Sir, I welcome your second, and suggest the option of .177 pistols at 100 paces, until honor is satisfied. Alternatively, 12ga at 5 paces.
BrainGlutton? I’m sure it works well. Personally, I’m in favor of instant-runoff voting, as well. Third parties are a healthy sign for a political system.
Frankly, I rather favor the British system wherein Question Time is a critical and crucial thing.
Too bad you ain’t in England. This is America, and we ain’t got a Parliament.
Well. Except for Clinton.
“They still call it the White House, but that’s a temporary condition, too. Can you dig it, CC?”
(George Clinton, of course.)
Divided government can, and does, happen in Australia, since Australia combines a parliamentary system (in which the lower house choose the executive) with a federal system in which the upper house, theoretically representing the states, has real power.

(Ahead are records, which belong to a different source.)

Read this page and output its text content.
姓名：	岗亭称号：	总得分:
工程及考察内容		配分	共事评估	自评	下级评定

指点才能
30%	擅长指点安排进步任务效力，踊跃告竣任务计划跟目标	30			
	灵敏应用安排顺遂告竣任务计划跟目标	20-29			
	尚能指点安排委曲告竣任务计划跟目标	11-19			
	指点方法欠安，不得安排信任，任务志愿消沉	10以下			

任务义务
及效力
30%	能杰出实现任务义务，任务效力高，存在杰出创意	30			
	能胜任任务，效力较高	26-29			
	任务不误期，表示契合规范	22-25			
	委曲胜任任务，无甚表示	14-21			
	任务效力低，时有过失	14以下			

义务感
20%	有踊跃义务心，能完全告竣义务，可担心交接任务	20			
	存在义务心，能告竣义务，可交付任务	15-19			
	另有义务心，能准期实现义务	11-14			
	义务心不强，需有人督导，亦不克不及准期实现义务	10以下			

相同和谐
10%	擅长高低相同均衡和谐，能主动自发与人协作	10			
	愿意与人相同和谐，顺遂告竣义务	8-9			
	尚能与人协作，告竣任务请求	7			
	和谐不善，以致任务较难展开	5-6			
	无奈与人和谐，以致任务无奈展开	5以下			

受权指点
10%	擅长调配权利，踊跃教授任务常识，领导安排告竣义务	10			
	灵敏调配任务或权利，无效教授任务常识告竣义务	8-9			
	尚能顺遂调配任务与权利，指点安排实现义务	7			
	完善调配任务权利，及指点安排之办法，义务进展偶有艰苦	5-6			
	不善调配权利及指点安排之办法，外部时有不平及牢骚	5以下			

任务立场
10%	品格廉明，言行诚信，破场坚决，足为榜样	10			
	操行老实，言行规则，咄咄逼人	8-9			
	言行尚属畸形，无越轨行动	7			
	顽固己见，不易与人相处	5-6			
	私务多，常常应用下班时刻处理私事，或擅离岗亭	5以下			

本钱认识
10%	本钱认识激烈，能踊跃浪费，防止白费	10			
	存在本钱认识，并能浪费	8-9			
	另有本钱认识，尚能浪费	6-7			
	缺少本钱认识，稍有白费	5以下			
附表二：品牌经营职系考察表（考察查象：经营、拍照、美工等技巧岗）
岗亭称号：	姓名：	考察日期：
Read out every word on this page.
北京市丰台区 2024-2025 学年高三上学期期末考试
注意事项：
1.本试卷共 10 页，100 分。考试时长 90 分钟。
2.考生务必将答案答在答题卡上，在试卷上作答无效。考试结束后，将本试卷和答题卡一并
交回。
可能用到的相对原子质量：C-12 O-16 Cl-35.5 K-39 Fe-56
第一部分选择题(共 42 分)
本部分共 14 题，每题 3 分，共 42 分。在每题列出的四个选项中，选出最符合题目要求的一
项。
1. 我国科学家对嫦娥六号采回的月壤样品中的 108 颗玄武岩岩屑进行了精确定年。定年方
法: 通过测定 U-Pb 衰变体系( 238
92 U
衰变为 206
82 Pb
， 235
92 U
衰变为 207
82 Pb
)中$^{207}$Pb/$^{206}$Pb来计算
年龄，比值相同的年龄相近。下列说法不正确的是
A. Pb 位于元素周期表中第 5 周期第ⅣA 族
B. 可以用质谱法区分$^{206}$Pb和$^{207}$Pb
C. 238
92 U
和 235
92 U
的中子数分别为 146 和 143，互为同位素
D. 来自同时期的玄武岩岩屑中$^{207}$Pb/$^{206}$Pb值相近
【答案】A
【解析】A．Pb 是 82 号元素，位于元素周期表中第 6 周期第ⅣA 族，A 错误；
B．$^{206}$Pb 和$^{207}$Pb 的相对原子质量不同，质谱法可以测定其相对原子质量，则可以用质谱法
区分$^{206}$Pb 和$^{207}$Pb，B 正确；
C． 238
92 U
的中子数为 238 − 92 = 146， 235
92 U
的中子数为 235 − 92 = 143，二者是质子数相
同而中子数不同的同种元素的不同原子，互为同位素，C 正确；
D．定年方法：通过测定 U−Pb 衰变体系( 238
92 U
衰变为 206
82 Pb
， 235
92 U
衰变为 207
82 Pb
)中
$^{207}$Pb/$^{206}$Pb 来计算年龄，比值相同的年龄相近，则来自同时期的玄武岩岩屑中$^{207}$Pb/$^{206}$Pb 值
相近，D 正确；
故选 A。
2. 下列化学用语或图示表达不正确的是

At present, the Labor Party controls the Australian House of Representatives, and hence the executive, but only has 28 seats out of 76 in the Australian Senate. Until June 30, the opposition Liberal-National coalition has a majority of 39 seats in the Senate.
(But this could not happen in a unitary system, such as the UK or New Zealand, and would not matter so much with a politically weak upper house, such as the Canadian Senate).
And a lot of voters in Australia do strategically vote to try to help bring about a divided system, in voting for the upper & lower house of the Federal Parliament, or in voting for state Parliaments to get a different party from that in power federally.
[random] Hey, my dad’s on there! (He ran for Congress in the 11th District of Virginia in 2000.) Unfortunately, Wikipedia seems to have confused him with a Canadian hockey player.
[/random]
When he was VP under Jefferson and Madison? THAT didn’t make the history books.